Sur la demande d’admission provisoire au bénéfice de l’aide juridictionnelle :

2. Aux termes de l’article 20 de la loi du 10 juillet 1991 relative à l’aide juridique : « Dans les cas d’urgence (…) l’admission provisoire à l’aide juridictionnelle peut être prononcée (…) par la juridiction compétente (…) ». Dans les circonstances de l’espèce, il y a lieu d’admettre provisoirement M. C... au bénéfice de l’aide juridictionnelle.

Sur les conclusions aux fins de suspension et d’injonction :

3. Par un acte du 10 septembre 2025, M. C... a déclaré se désister purement et simplement de ses conclusions aux fins de suspension et d’injonction. Son désistement est pur et simple. Rien ne s’oppose à ce qu’il lui en soit donné acte.

Sur les frais liés au litige :

4. M. C... a été admis au bénéfice de l’aide juridictionnelle à titre provisoire. Par suite son avocat peut se prévaloir des dispositions de l’article 37 de la loi du 10 juillet 1991. Il y a lieu, dans les circonstances de l’espèce, et sous réserve de l’admission définitive de M. C... au bénéfice de l’aide juridictionnelle, d’une part, et de la renonciation par Me de Sèze à la part contributive de l’Etat au titre de l’aide juridictionnelle, d’autre part, de mettre à la charge de l’Etat une somme de 800 euros à verser à Me de Sèze au titre de l’article 37 de la loi du 10 juillet 1991. Dans le cas où l’aide juridictionnelle ne serait pas accordée à M. C... par le bureau d’aide juridictionnelle, la somme de 800 euros sera versée à M. C... sur le fondement de l’article L. 761-1 du code de justice administrative.










O R D O N N E :










Article 1er : M. C... est admis au bénéfice de l’aide juridictionnelle à titre provisoire.

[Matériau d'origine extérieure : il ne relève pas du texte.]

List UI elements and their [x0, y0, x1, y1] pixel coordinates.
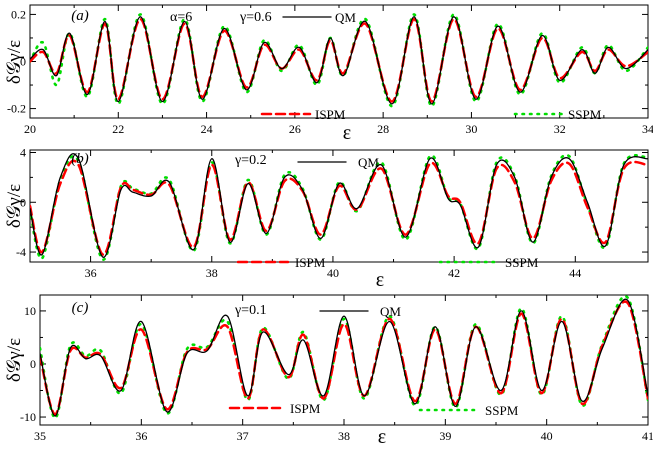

Article 2 : Il est donné acte à M. C... du désistement de ses conclusions aux fins de suspension et d’injonction.

Article 3 : L’Etat versera à Me de Sèze, sous réserve de sa renonciation à la part contributive de l’Etat, la somme de 800 euros en application des articles L. 761-1 du code de l’administrative et 37 de la loi du 10 juillet 1991. Dans le cas où l’aide juridictionnelle ne serait pas accordée à M. C..., l’Etat lui versera cette somme de 800 euros en application de l’article L. 761-1 du code de justice administrative.

Article 4 : La présente ordonnance sera notifiée à M. A... C..., à Me de Sèze et au ministre d’Etat, ministre de l’intérieur.

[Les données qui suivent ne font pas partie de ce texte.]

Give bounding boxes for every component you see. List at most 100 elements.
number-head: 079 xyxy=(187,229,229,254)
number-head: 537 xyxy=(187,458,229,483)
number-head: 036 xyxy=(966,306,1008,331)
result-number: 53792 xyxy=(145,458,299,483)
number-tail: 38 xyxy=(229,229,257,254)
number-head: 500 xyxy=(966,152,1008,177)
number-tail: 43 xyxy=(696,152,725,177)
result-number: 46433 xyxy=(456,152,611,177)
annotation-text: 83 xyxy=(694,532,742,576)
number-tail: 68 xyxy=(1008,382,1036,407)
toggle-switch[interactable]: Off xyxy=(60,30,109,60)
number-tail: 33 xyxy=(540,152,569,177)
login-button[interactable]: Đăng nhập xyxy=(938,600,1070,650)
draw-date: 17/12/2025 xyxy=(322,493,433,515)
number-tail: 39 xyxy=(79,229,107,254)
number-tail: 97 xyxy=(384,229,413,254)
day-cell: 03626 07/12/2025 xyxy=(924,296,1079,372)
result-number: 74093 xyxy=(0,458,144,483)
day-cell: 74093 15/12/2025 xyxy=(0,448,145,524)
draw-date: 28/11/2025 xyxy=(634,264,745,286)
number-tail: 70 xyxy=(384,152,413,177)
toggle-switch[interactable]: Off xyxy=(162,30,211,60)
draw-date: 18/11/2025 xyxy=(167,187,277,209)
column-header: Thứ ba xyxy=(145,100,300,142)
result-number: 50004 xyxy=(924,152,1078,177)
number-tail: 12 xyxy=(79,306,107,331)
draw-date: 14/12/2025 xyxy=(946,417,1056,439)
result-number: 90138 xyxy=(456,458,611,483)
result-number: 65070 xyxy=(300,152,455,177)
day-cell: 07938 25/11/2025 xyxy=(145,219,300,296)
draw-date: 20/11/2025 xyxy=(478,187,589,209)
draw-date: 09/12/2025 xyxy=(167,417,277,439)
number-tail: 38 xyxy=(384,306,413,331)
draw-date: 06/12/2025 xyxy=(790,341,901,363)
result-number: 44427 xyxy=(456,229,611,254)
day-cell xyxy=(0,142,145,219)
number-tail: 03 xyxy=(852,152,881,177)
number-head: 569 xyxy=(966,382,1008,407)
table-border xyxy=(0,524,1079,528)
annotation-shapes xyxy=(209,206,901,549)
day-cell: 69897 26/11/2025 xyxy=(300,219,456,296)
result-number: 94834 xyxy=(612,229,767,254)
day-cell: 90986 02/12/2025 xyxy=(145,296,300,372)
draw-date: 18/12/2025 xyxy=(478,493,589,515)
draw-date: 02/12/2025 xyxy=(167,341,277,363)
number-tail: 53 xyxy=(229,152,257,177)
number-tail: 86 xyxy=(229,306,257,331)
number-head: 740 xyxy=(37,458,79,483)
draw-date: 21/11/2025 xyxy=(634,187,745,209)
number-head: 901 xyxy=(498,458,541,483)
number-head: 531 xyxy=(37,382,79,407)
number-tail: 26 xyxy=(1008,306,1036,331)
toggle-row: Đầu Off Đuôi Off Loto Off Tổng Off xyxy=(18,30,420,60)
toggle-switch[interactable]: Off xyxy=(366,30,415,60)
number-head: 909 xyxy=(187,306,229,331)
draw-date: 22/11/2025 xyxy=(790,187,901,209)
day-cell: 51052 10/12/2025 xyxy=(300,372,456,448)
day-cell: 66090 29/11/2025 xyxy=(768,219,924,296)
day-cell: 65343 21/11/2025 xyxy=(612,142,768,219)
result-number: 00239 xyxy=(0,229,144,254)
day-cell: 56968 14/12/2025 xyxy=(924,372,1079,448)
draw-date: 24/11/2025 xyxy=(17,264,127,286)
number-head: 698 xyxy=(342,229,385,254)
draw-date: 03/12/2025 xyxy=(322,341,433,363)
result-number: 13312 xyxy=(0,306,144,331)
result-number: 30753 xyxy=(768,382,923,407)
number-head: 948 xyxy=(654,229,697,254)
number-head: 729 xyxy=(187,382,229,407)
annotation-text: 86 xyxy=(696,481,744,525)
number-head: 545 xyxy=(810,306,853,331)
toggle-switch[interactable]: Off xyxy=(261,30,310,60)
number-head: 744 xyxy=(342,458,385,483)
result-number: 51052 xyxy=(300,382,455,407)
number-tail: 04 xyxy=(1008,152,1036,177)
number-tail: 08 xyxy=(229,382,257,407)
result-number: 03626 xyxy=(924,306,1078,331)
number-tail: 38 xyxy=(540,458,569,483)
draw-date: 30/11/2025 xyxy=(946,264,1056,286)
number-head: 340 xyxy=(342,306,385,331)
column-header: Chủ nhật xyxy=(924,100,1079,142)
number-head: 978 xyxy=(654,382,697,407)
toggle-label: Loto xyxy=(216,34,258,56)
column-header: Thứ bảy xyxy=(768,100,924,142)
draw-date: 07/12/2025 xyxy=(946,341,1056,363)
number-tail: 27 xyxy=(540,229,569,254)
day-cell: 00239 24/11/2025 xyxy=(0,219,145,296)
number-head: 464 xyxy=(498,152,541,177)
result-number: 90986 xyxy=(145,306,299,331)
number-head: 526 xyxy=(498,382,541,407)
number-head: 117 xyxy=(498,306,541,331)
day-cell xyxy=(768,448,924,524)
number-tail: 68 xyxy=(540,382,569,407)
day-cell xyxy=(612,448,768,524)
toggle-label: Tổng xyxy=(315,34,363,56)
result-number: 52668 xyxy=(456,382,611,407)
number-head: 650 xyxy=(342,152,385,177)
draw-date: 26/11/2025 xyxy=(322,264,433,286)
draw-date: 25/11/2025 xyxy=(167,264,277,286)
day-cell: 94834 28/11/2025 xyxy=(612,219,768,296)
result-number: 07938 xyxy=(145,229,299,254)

Copie en sera adressée au préfet de police.


Fait à Paris, le 30 septembre 2025.


Le juge des référés,

signé

V. B...


La République mande et ordonne au ministre d’Etat, ministre de l’intérieur en ce qui le concerne ou à tous commissaires de justice à ce requis en ce qui concerne les voies de droit commun contre les parties privées, de pourvoir à l’exécution de la présente décision.